Valediction | Teen Ink


November 18, 2009
By Kyrene BRONZE, Shippensburg, Pennsylvania
Kyrene BRONZE, Shippensburg, Pennsylvania
1 article 1 photo 1 comment

Kendra stared into Timothy’s eyes, a strange sense of peace filling her being. If it wasn’t for the heart monitor’s long ominous tone piercing through the air and the frantic hubbub of medical personnel calling out various terms Kendra didn’t recognize loudly to one another, she could have almost believed that this was any other day. She could have asked a question and stood unsurprised as Tim turned to mumble a one or two-word answer in reply. But this was not any other day, it was today. It was the day Timothy Blake’s tired heart finally decided to give up its futile attempt at life, offering up its last beat and quieting to a stop that even the most accomplished doctors in the world could not postpone.
No tears stung in Kendra’s eyes and she hated herself for it. She knew they would come eventually, but she wished she could cry now. The odd sense of tranquility that hung around her like a fog was unnerving. She felt dirty; her own callousness disgusted her. She should be full of grief right now, struggling to stand as tears flowed in an uncontrollable stream from her eyes, grabbing a hold of one of the nurses in desperate, broken anger, her voice catching in her throat as she begged them to bring Tim back to her, not standing here motionless and peaceful, or worse – relieved

The doctors had given up by now and one by one they left the room to attend to someone else.
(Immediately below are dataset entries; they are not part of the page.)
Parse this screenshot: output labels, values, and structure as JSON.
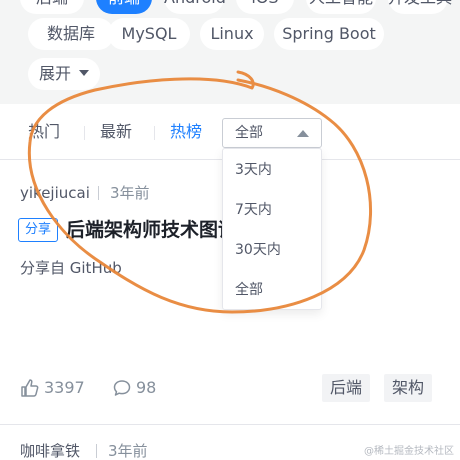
{
  "tags": {
    "row1": [
      "后端",
      "前端",
      "Android",
      "iOS",
      "人工智能",
      "开发工具"
    ],
    "row2": [
      "数据库",
      "MySQL",
      "Linux",
      "Spring Boot"
    ],
    "expand": "展开"
  },
  "sort": {
    "tabs": [
      "热门",
      "最新",
      "热榜"
    ],
    "active": "热榜",
    "range_selected": "全部",
    "range_options": [
      "3天内",
      "7天内",
      "30天内",
      "全部"
    ]
  },
  "article": {
    "author": "yikejiucai",
    "time": "3年前",
    "badge": "分享",
    "title": "后端架构师技术图谱",
    "desc": "分享自 GitHub",
    "likes": "3397",
    "comments": "98",
    "tags": [
      "后端",
      "架构"
    ]
  },
  "next_article": {
    "author": "咖啡拿铁",
    "time": "3年前"
  },
  "watermark": "@稀土掘金技术社区",
  "colors": {
    "accent": "#1e80ff",
    "annotation": "#e8873a"
  }
}
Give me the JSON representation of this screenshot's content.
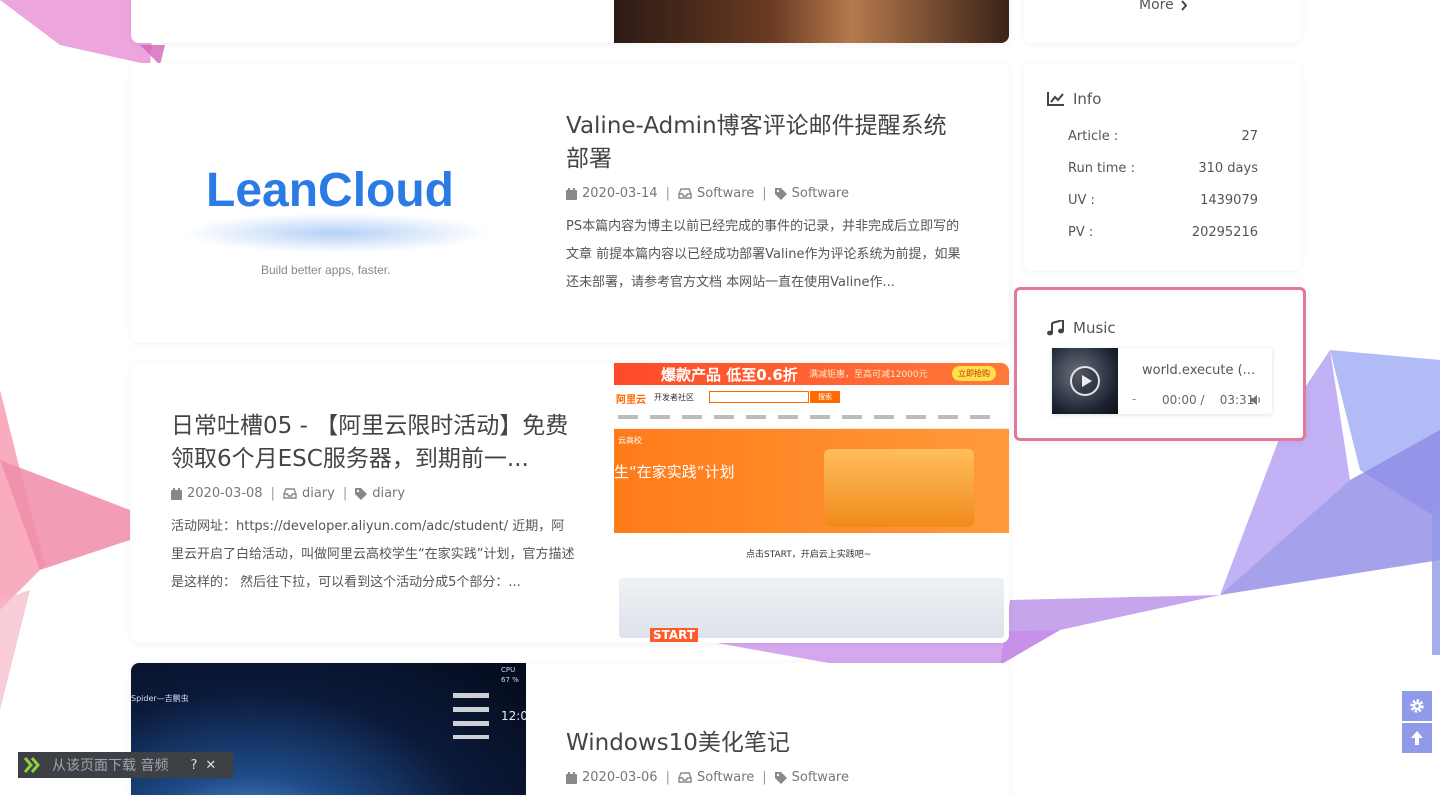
{
  "top_card": {
    "more_label": "More"
  },
  "posts": [
    {
      "title": "Valine-Admin博客评论邮件提醒系统部署",
      "date": "2020-03-14",
      "category": "Software",
      "tag": "Software",
      "excerpt": "PS本篇内容为博主以前已经完成的事件的记录，并非完成后立即写的文章 前提本篇内容以已经成功部署Valine作为评论系统为前提，如果还未部署，请参考官方文档 本网站一直在使用Valine作...",
      "thumb": {
        "logo_text": "LeanCloud",
        "tagline": "Build better apps, faster."
      }
    },
    {
      "title": "日常吐槽05 - 【阿里云限时活动】免费领取6个月ESC服务器，到期前一...",
      "date": "2020-03-08",
      "category": "diary",
      "tag": "diary",
      "excerpt": "活动网址：https://developer.aliyun.com/adc/student/ 近期，阿里云开启了白给活动，叫做阿里云高校学生“在家实践”计划，官方描述是这样的： 然后往下拉，可以看到这个活动分成5个部分：...",
      "thumb": {
        "banner_text": "爆款产品 低至0.6折",
        "banner_sub": "满减钜惠，至高可减12000元",
        "banner_btn": "立即抢购",
        "brand": "阿里云",
        "community": "开发者社区",
        "search_btn": "搜索",
        "hero_text": "生“在家实践”计划",
        "hero_tag": "云高校",
        "start_text": "点击START，开启云上实践吧~",
        "start_label": "START"
      }
    },
    {
      "title": "Windows10美化笔记",
      "date": "2020-03-06",
      "category": "Software",
      "tag": "Software",
      "thumb": {
        "caption": "Spider—吉鹏虫",
        "cpu_label": "CPU",
        "cpu_value": "67 %",
        "clock": "12:0"
      }
    }
  ],
  "info": {
    "title": "Info",
    "rows": [
      {
        "label": "Article :",
        "value": "27"
      },
      {
        "label": "Run time :",
        "value": "310 days"
      },
      {
        "label": "UV :",
        "value": "1439079"
      },
      {
        "label": "PV :",
        "value": "20295216"
      }
    ]
  },
  "music": {
    "title": "Music",
    "track": "world.execute (...",
    "dot": "-",
    "current": "00:00 /",
    "duration": "03:31"
  },
  "toast": {
    "text": "从该页面下载 音频",
    "help": "?",
    "close": "✕"
  },
  "colors": {
    "accent": "#8f9be8",
    "music_border": "#e0799c",
    "leancloud_blue": "#2b7be5",
    "aliyun_orange": "#ff6a00"
  }
}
Kendra left as well, turning just in time to see the local pastor pulling Tim’s eyelids down over unseeing blue eyes. Those eyes had been so very full of life once, long ago, but that light had left them even before Tim entered the hospital. That had to one of the worst ways to die; to have the life leave you long before your body decided to give out, to trudge on through life in sort of half-death, your spirit gone but your organs refusing to fail.

As Kendra stood in the door of the hospital room, only feet away from the corpse of her closest friend, she realized that this was not goodbye. Goodbye had been watching helplessly as piece by piece the love of her life was torn from her grip. Goodbye had been plastering on a smile and forcing herself to make polite conversation, knowing all the while that all the effort in the world couldn’t bring her Timothy back. Goodbye was the countless days and nights she had spent sitting next to an empty shell hooked up to various medical machines — a living, breathing, painful reminder of what once was but never would be again. No, this was not goodbye. It was freedom.

The author's comments:
Just some microfiction I whipped up a few months back. I was in the mood to write something intense... so I did.